DIO-I: 16-bit wide, 16Mb (24-bit) address space bus which supports the bulk of HP's controllers: HP-IB adaptor, SCSI host adaptor, serial interfaces and some older graphics interfaces.

DIO-II: 32-bit wide, 4Gb (32-bit) address space bus which mostly supports graphics interfaces and the Human Interface Board (HIB, aka "IO card") which consists of LAN, fast HP-IB (or SCSI), DMA, RS232, HIL, and internal HP-IB.
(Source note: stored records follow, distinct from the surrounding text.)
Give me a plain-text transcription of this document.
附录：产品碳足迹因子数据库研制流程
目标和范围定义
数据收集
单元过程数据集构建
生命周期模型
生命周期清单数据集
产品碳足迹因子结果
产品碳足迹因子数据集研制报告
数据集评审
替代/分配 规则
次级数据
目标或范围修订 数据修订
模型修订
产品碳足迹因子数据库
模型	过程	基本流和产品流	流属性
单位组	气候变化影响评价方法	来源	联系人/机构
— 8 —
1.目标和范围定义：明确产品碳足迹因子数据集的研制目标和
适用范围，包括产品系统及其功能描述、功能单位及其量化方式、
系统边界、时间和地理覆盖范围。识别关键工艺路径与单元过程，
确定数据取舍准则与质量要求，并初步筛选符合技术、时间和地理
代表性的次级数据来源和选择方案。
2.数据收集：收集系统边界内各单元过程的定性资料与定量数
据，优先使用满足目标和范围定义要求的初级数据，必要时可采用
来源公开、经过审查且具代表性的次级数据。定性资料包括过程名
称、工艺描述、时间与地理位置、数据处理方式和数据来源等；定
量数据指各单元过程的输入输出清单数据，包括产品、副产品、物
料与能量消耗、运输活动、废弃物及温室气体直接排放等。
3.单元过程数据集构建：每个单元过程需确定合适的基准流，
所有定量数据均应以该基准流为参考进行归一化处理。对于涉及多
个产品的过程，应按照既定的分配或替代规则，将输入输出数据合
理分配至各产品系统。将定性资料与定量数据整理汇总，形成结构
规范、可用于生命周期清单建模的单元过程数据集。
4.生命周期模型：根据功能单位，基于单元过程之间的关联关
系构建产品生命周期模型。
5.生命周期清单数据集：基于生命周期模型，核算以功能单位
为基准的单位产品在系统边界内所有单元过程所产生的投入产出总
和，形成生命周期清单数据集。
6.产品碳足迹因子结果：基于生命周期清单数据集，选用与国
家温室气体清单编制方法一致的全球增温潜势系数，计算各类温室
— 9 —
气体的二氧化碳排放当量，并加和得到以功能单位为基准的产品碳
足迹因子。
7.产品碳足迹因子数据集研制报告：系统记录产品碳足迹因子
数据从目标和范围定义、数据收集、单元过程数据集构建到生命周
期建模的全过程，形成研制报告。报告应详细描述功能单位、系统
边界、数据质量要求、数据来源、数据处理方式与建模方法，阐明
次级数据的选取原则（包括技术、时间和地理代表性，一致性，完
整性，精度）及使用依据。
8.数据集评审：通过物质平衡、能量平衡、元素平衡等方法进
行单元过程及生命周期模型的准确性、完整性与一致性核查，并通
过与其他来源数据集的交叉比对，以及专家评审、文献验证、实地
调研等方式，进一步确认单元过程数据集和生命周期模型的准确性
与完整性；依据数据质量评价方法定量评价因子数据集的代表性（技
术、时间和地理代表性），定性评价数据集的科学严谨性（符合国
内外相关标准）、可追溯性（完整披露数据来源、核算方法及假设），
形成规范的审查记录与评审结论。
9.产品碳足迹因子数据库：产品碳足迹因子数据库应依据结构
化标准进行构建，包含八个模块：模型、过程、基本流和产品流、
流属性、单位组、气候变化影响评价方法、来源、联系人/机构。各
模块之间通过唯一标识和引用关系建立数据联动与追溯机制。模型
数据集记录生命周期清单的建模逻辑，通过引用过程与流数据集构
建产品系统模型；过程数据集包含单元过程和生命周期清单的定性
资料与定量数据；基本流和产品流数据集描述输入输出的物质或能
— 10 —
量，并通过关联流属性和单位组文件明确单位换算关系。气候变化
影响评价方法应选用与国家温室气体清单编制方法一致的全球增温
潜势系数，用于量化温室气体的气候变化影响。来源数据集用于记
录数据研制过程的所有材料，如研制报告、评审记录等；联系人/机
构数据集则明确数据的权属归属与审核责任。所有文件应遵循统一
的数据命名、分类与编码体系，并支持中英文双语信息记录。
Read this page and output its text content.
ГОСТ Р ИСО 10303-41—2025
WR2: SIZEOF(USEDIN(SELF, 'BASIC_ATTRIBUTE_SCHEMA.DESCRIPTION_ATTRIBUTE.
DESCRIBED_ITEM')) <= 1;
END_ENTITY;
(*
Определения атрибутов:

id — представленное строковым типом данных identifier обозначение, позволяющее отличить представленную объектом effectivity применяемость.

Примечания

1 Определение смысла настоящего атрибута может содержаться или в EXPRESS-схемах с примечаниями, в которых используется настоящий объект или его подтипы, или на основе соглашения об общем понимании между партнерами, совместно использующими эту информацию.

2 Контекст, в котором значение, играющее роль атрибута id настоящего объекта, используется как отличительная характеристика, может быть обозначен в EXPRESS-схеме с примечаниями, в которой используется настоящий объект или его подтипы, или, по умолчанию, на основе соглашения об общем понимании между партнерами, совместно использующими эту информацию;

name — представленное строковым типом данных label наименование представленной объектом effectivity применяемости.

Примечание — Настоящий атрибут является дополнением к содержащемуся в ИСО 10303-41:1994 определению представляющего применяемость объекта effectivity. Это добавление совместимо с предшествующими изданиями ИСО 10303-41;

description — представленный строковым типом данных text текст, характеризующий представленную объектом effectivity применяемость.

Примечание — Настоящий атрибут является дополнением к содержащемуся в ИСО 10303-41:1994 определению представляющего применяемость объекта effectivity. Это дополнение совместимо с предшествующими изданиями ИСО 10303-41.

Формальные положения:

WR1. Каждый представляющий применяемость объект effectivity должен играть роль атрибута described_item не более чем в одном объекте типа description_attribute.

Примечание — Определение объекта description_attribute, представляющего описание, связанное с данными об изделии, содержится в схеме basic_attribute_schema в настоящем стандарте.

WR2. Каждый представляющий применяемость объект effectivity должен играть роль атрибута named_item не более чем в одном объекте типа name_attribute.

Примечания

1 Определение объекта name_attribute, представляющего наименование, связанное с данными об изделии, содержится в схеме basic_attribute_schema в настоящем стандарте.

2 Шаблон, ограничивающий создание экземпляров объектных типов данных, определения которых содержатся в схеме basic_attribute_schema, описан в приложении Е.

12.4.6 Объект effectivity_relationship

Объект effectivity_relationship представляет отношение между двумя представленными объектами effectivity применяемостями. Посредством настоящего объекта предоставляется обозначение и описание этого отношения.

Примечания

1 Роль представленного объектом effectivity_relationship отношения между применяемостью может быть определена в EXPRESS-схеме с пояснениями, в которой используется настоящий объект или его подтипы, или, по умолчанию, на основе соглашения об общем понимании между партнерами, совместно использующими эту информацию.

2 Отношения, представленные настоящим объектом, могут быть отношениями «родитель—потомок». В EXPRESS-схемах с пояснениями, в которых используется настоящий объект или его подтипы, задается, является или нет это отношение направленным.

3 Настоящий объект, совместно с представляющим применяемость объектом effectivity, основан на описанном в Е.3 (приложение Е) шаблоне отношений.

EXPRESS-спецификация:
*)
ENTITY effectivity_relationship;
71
HP-IB: HP's implementation of IEEE 488.1. Supports a variety of HP peripherals including disks, tapes, printers and plotters. Each HP-IB can have up to 8 slaves. Comes in two flavors:

1. Slow or standard speed (aka the "internal" HPIB): 300KB/sec (DMA) and 50KB/sec (non-DMA) max. For low-bandwidth peripherals like instrument controllers and printers/plotters. There is one of these (the internal HP-IB) on every model machine I know of plus there is a DIO-I card version.

2. Fast or high speed:

1.2MB/sec (DMA) and 50KB/sec (non-DMA) max. For high speed devices like disks and tapes. Comes as either a DIO-II "daughter" board or a DIO-I plug-in card. A single system can have one "internal", one daughter board and any number of DIO-I style HP-IB interfaces. SCSI: Single-ended sync/async SCSI-I (I think) implementation. Each SCSI bus can have up to 8 "slaves", 1 of which (slave 7) is the controller (host-adaptor) itself. Again, there are two variations:

1. DIO-II "daughter" board:

1.5MB/sec (async) and 4.0MB/sec (sync) max. Max of one such interface per machine since it is a bolt-on board that connects directly to the HIB.

2. DIO-I plug-in card:

1.5MB/sec (async) and 2.67MB/sec (sync) max. Can have more than one of these depending on how many DIO slots there are.

VME: VME C.1 implementation.

Don't know much about this, even though we have a couple. Haven't done any support for the interface, not even sure it needs any. I think Van can tell you more about the limitations of this. There is an expander box version with 4 VME C.1 slots or there is a DIO card plus VME C.1 interface card for connecting to an external card-cage. HP only has one VME card product, an SNA interface.

HIL: Human Interface Link. This is the "bus" that the graphical input devices (e.g. keyboard, mouse, knobs, tablet, buttons) sit on. One HIL "loop" can hold up to 7 devices. We only support one HIL.